A stubborn left Achilles and right hamstring haven't let me train like I'd hoped. Lately, I can't help but wonder how I will be able to survive a 100 mile race. My wondering then turns to ruminating and the list of CAN'Ts, HAVEN'T's, and DOUBTS grows increasingly longer. Negative thoughts spread infectiously, and I've found that they can get out of control very quickly.
The art of balancing rehabilitation while simultaneously building up for a fast approaching race is overwhelming. This experience has taught me that the importance of one does not outweigh the other. Spend too much time focused on one aspect, and the other will suffer. Luckily, I've found a small army of interventions to chip away at my problems.
Still, the process has been incredibly inconsistent and unpredictable as my symptoms seem to vary from day to day and minute to minute. At times the Achilles is the only issue. Other times, I may have no issues, or it's just the hamstring that acts up. On really bad days though, the Achilles, the hamstring, and another random accessory niggle like bilateral ear-lobitis will join the pain train. All aboard!
This fickle pattern has led to a lot of frustration. And in this frustration, I've found myself drawn into the trap of making mental lists. Lists like the one above. Lists of the things that I can't do or haven't done. I'm starting to realize though, that thoughts such as these help nothing and may actually slow my healing. In fact, some research suggests that the extra boost I need may come from imagery and positive thinking. It may be time to throw a little psychological warfare at my physical ailments. From now on, thoughts of Haile Gebreselassie gliding over bucolic countryside will be the metaphoric warm glass of milk to put me to sleep.
One of my former soccer coaches, Brian Baxter, once helped me with some anxiety issues that arose before and during games. Now, he specializes in Sport Psychology and is helping me again. I recently read one of his articles about positive self-talk and it's encouraged me to change my mindset. When doubts arise regarding where I am with my training, I'm starting to become aware of their impact and am trying to redirect my focus. I'm trying to "feed the good wolf."

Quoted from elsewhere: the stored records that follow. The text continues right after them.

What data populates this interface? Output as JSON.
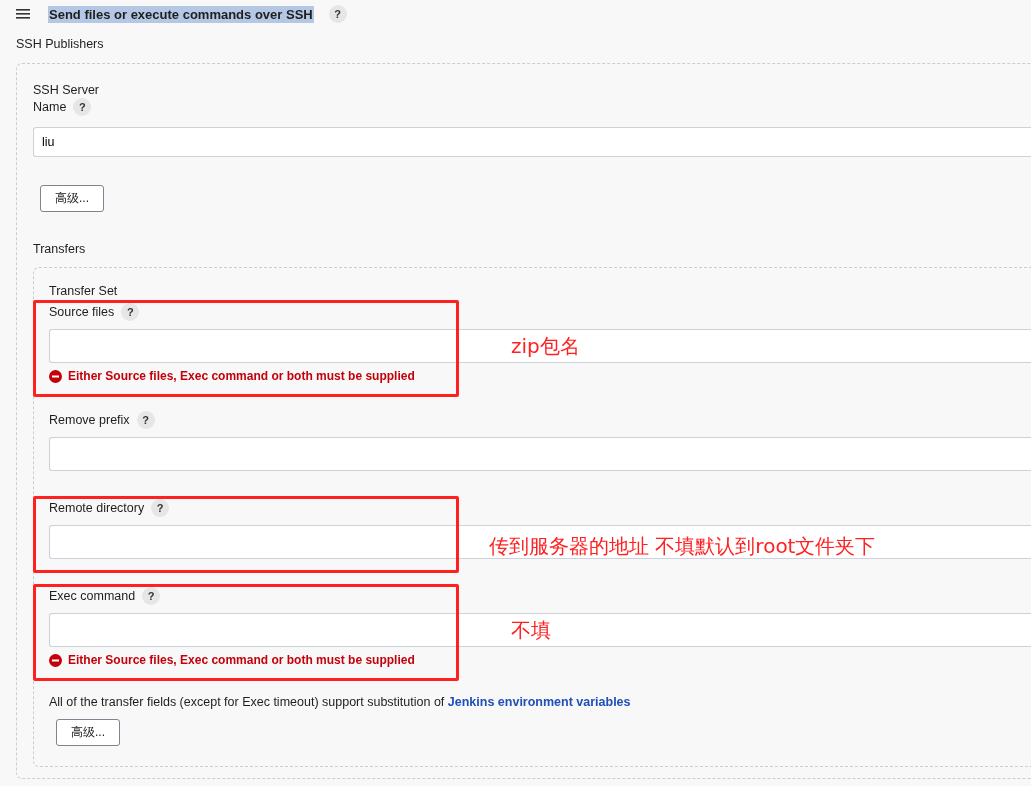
{
  "header": {
    "title": "Send files or execute commands over SSH",
    "selected": true,
    "help": "?"
  },
  "section_label": "SSH Publishers",
  "server": {
    "group_label": "SSH Server",
    "name_label": "Name",
    "help": "?",
    "name_value": "liu",
    "advanced_button": "高级..."
  },
  "transfers_label": "Transfers",
  "transfer_set": {
    "label": "Transfer Set",
    "fields": [
      {
        "label": "Source files",
        "help": "?",
        "error": "Either Source files, Exec command or both must be supplied",
        "annotation": {
          "note": "zip包名"
        }
      },
      {
        "label": "Remove prefix",
        "help": "?"
      },
      {
        "label": "Remote directory",
        "help": "?",
        "annotation": {
          "note": "传到服务器的地址 不填默认到root文件夹下"
        }
      },
      {
        "label": "Exec command",
        "help": "?",
        "error": "Either Source files, Exec command or both must be supplied",
        "annotation": {
          "note": "不填"
        }
      }
    ],
    "footnote": {
      "text": "All of the transfer fields (except for Exec timeout) support substitution of",
      "link": "Jenkins environment variables"
    },
    "advanced_button": "高级..."
  }
}
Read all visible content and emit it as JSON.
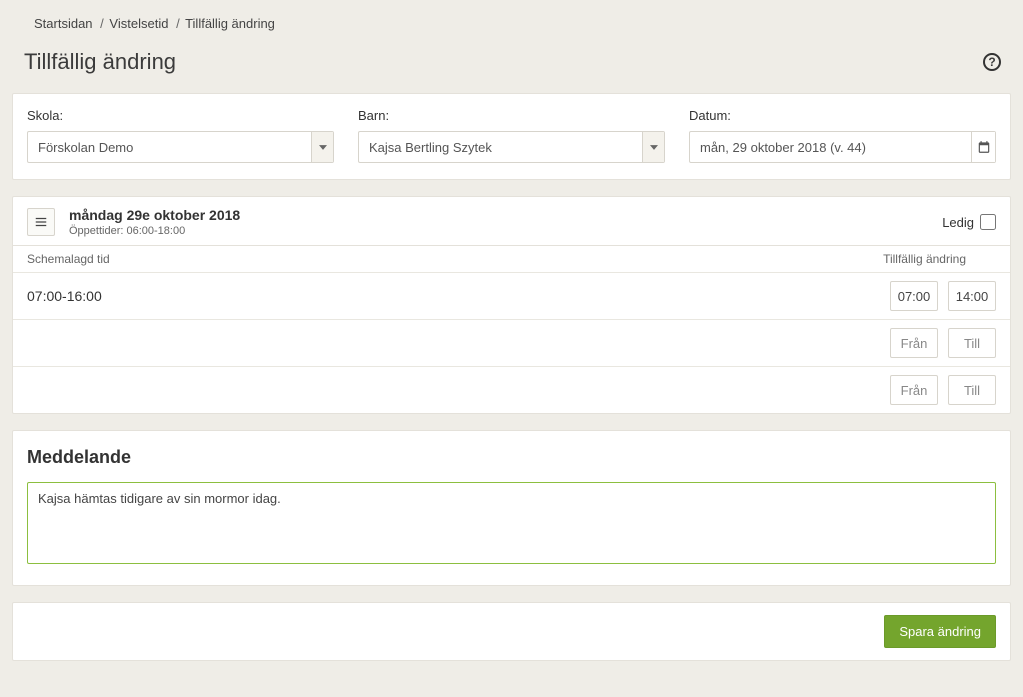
{
  "breadcrumb": {
    "home": "Startsidan",
    "level1": "Vistelsetid",
    "level2": "Tillfällig ändring"
  },
  "page_title": "Tillfällig ändring",
  "filters": {
    "school": {
      "label": "Skola:",
      "value": "Förskolan Demo"
    },
    "child": {
      "label": "Barn:",
      "value": "Kajsa Bertling Szytek"
    },
    "date": {
      "label": "Datum:",
      "value": "mån, 29 oktober 2018 (v. 44)"
    }
  },
  "day": {
    "title": "måndag 29e oktober 2018",
    "open_hours_label": "Öppettider: 06:00-18:00",
    "ledig_label": "Ledig",
    "ledig_checked": false,
    "col_scheduled": "Schemalagd tid",
    "col_temp": "Tillfällig ändring",
    "rows": [
      {
        "scheduled": "07:00-16:00",
        "from": "07:00",
        "to": "14:00"
      },
      {
        "scheduled": "",
        "from_ph": "Från",
        "to_ph": "Till"
      },
      {
        "scheduled": "",
        "from_ph": "Från",
        "to_ph": "Till"
      }
    ]
  },
  "message": {
    "title": "Meddelande",
    "value": "Kajsa hämtas tidigare av sin mormor idag."
  },
  "actions": {
    "save": "Spara ändring"
  }
}
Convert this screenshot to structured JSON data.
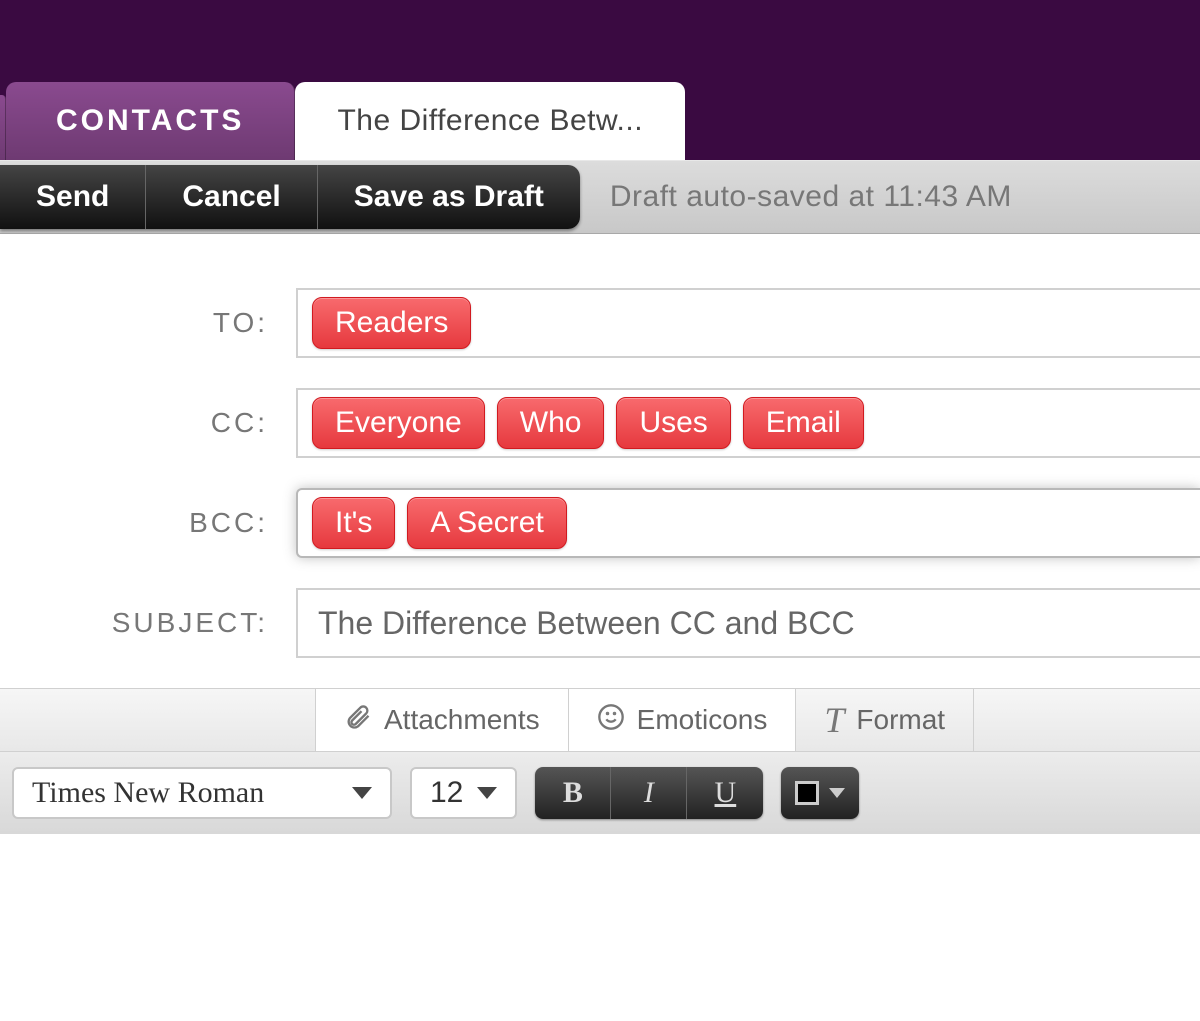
{
  "tabs": {
    "contacts": "CONTACTS",
    "compose": "The Difference Betw..."
  },
  "actions": {
    "send": "Send",
    "cancel": "Cancel",
    "save_draft": "Save as Draft",
    "status": "Draft auto-saved at 11:43 AM"
  },
  "fields": {
    "to_label": "TO:",
    "cc_label": "CC:",
    "bcc_label": "BCC:",
    "subject_label": "SUBJECT:",
    "to_chips": [
      "Readers"
    ],
    "cc_chips": [
      "Everyone",
      "Who",
      "Uses",
      "Email"
    ],
    "bcc_chips": [
      "It's",
      "A Secret"
    ],
    "subject_value": "The Difference Between CC and BCC"
  },
  "sub_tabs": {
    "attachments": "Attachments",
    "emoticons": "Emoticons",
    "format": "Format"
  },
  "format": {
    "font_family": "Times New Roman",
    "font_size": "12",
    "bold": "B",
    "italic": "I",
    "underline": "U"
  }
}
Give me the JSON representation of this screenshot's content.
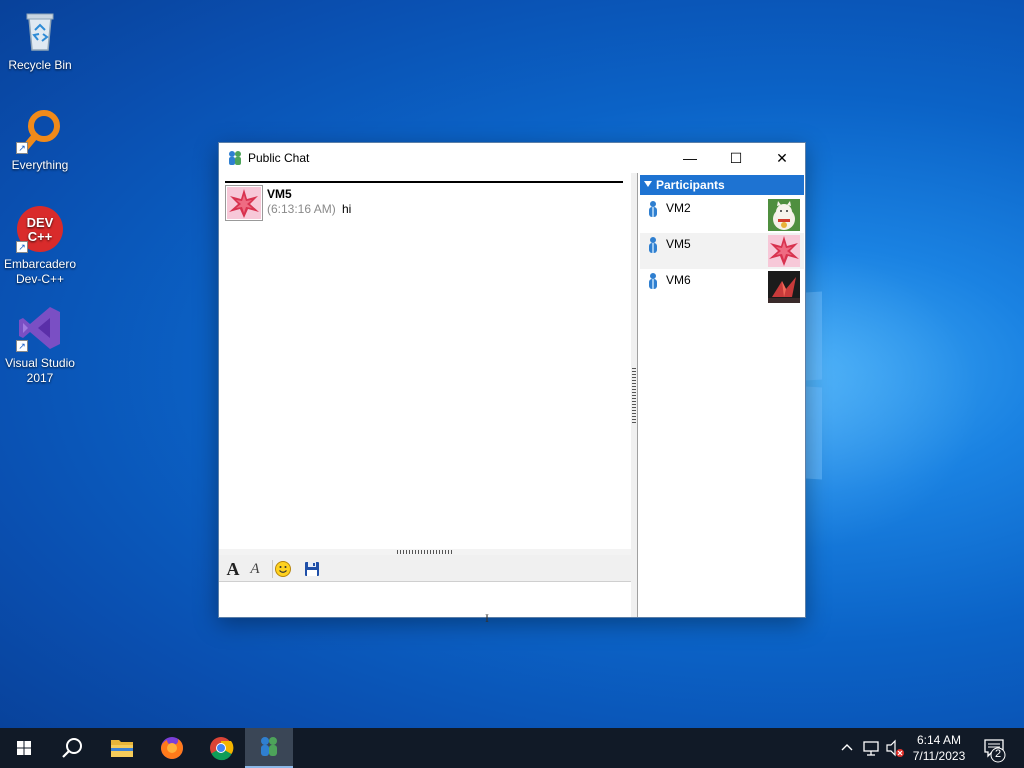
{
  "desktop": {
    "icons": [
      {
        "label": "Recycle Bin"
      },
      {
        "label": "Everything"
      },
      {
        "label": "Embarcadero Dev-C++"
      },
      {
        "label": "Visual Studio 2017"
      }
    ],
    "devcpp_logo_text": "DEV C++"
  },
  "window": {
    "title": "Public Chat",
    "controls": {
      "minimize": "—",
      "maximize": "☐",
      "close": "✕"
    }
  },
  "chat": {
    "messages": [
      {
        "sender": "VM5",
        "time": "(6:13:16 AM)",
        "text": "hi"
      }
    ]
  },
  "toolbar": {
    "font_label": "A",
    "style_label": "A"
  },
  "participants": {
    "header": "Participants",
    "items": [
      {
        "name": "VM2"
      },
      {
        "name": "VM5"
      },
      {
        "name": "VM6"
      }
    ]
  },
  "taskbar": {
    "time": "6:14 AM",
    "date": "7/11/2023",
    "notification_count": "2"
  }
}
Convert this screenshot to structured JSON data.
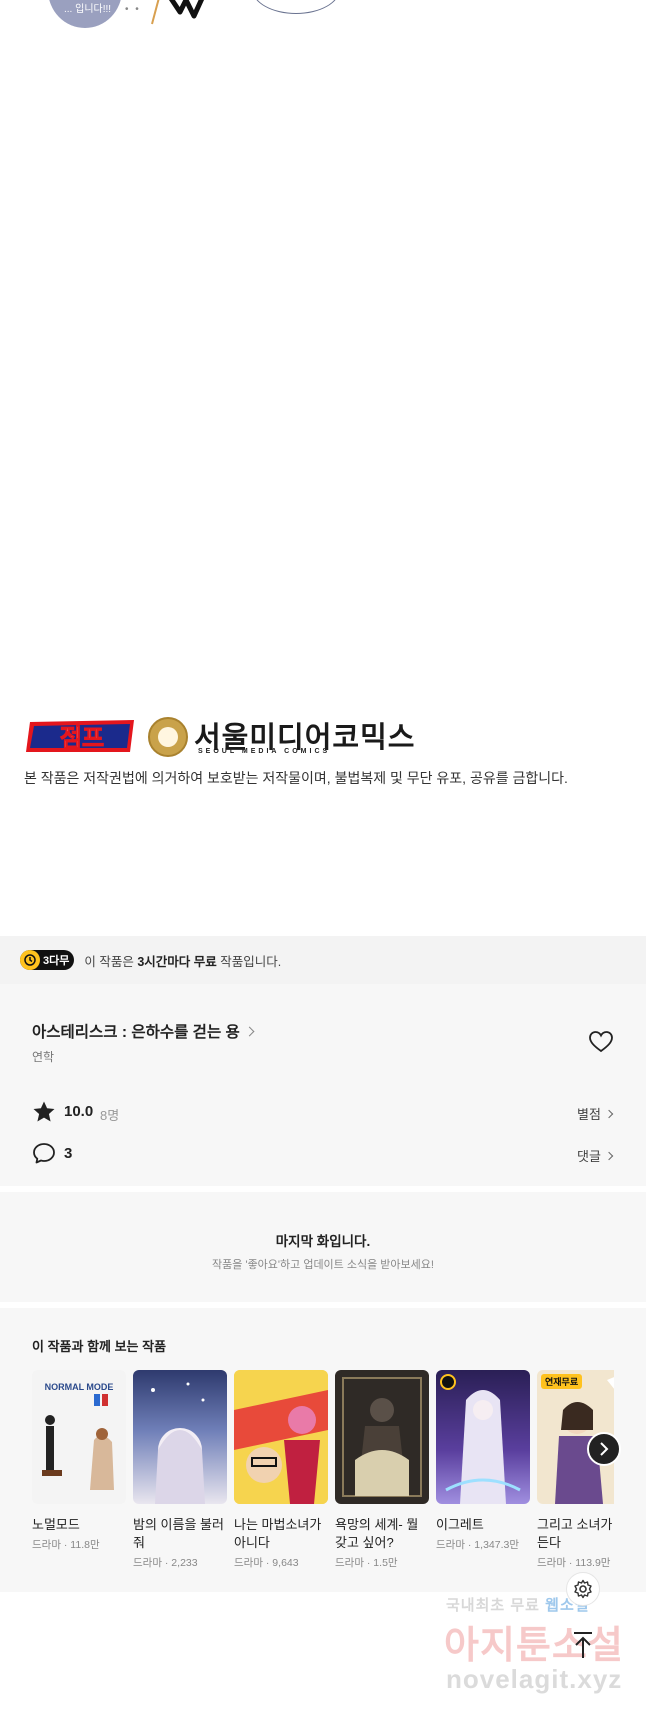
{
  "comic_top": {
    "bubble_text": "... 입니다!!!"
  },
  "publisher": {
    "logo_jump": "점프",
    "name": "서울미디어코믹스",
    "sub": "SEOUL MEDIA COMICS",
    "copyright": "본 작품은 저작권법에 의거하여 보호받는 저작물이며, 불법복제 및 무단 유포, 공유를 금합니다."
  },
  "free_banner": {
    "badge": "3다무",
    "text_prefix": "이 작품은 ",
    "text_bold": "3시간마다 무료",
    "text_suffix": " 작품입니다."
  },
  "work": {
    "title": "아스테리스크 : 은하수를 걷는 용",
    "author": "연학",
    "rating": "10.0",
    "rating_count": "8명",
    "rate_label": "별점",
    "comments": "3",
    "comments_label": "댓글"
  },
  "last_episode": {
    "title": "마지막 화입니다.",
    "subtitle": "작품을 '좋아요'하고 업데이트 소식을 받아보세요!"
  },
  "recommendations": {
    "title": "이 작품과 함께 보는 작품",
    "items": [
      {
        "title": "노멀모드",
        "meta": "드라마 · 11.8만",
        "thumb_text": "NORMAL MODE",
        "bg": "#f4f4f4"
      },
      {
        "title": "밤의 이름을 불러줘",
        "meta": "드라마 · 2,233",
        "thumb_text": "",
        "bg": "#3d4a7a"
      },
      {
        "title": "나는 마법소녀가 아니다",
        "meta": "드라마 · 9,643",
        "thumb_text": "",
        "bg": "#e85a4a"
      },
      {
        "title": "욕망의 세계- 뭘 갖고 싶어?",
        "meta": "드라마 · 1.5만",
        "thumb_text": "",
        "bg": "#3a3530"
      },
      {
        "title": "이그레트",
        "meta": "드라마 · 1,347.3만",
        "thumb_text": "",
        "bg": "#3b2f6e"
      },
      {
        "title": "그리고 소녀가 을 든다",
        "meta": "드라마 · 113.9만",
        "thumb_text": "",
        "bg": "#f0e2c8",
        "badge": "연재무료"
      }
    ]
  },
  "watermark": {
    "line1_a": "국내최초 무료",
    "line1_b": "웹소설",
    "line2": "아지툰소설",
    "line3": "novelagit.xyz"
  }
}
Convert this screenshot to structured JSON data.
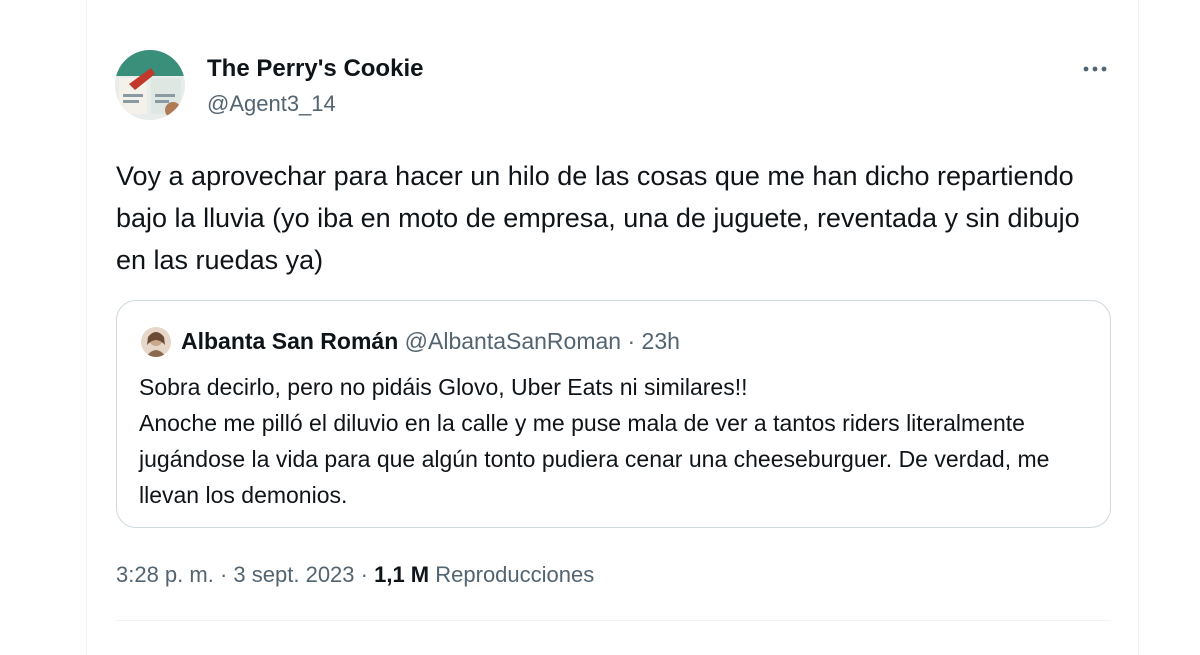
{
  "tweet": {
    "author_name": "The Perry's Cookie",
    "author_handle": "@Agent3_14",
    "more_icon": "more-horizontal-icon",
    "text": "Voy a aprovechar para hacer un hilo de las cosas que me han dicho repartiendo bajo la lluvia (yo iba en moto de empresa, una de juguete, reventada y sin dibujo en las ruedas ya)",
    "time": "3:28 p. m.",
    "separator": "·",
    "date": "3 sept. 2023",
    "views_count": "1,1 M",
    "views_label": "Reproducciones"
  },
  "quoted": {
    "author_name": "Albanta San Román",
    "author_handle": "@AlbantaSanRoman",
    "separator": "·",
    "time": "23h",
    "lines": [
      "Sobra decirlo, pero no pidáis Glovo, Uber Eats ni similares!!",
      "Anoche me pilló el diluvio en la calle y me puse mala de ver a tantos riders literalmente jugándose la vida para que algún tonto pudiera cenar una cheeseburguer. De verdad, me llevan los demonios."
    ]
  },
  "colors": {
    "text_primary": "#0f1419",
    "text_secondary": "#536471",
    "border": "#cfd9de",
    "divider": "#eff3f4"
  }
}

Plus, in the grand scheme of life, to be able to run at all is a gift that I am incredibly grateful for. I find it challenging but helpful sometimes to take a step back from my narrow perspective. To take a third person view of myself. When I do, I'm able look back on that negative list and realize that it's actually pretty ridiculous to get upset over such trivial grievances. I need more reminding of that sometimes. Just because this year's training isn't exactly like what I was doing last year, things will work out. I will be ready. I will be fine. I just need a little more patience.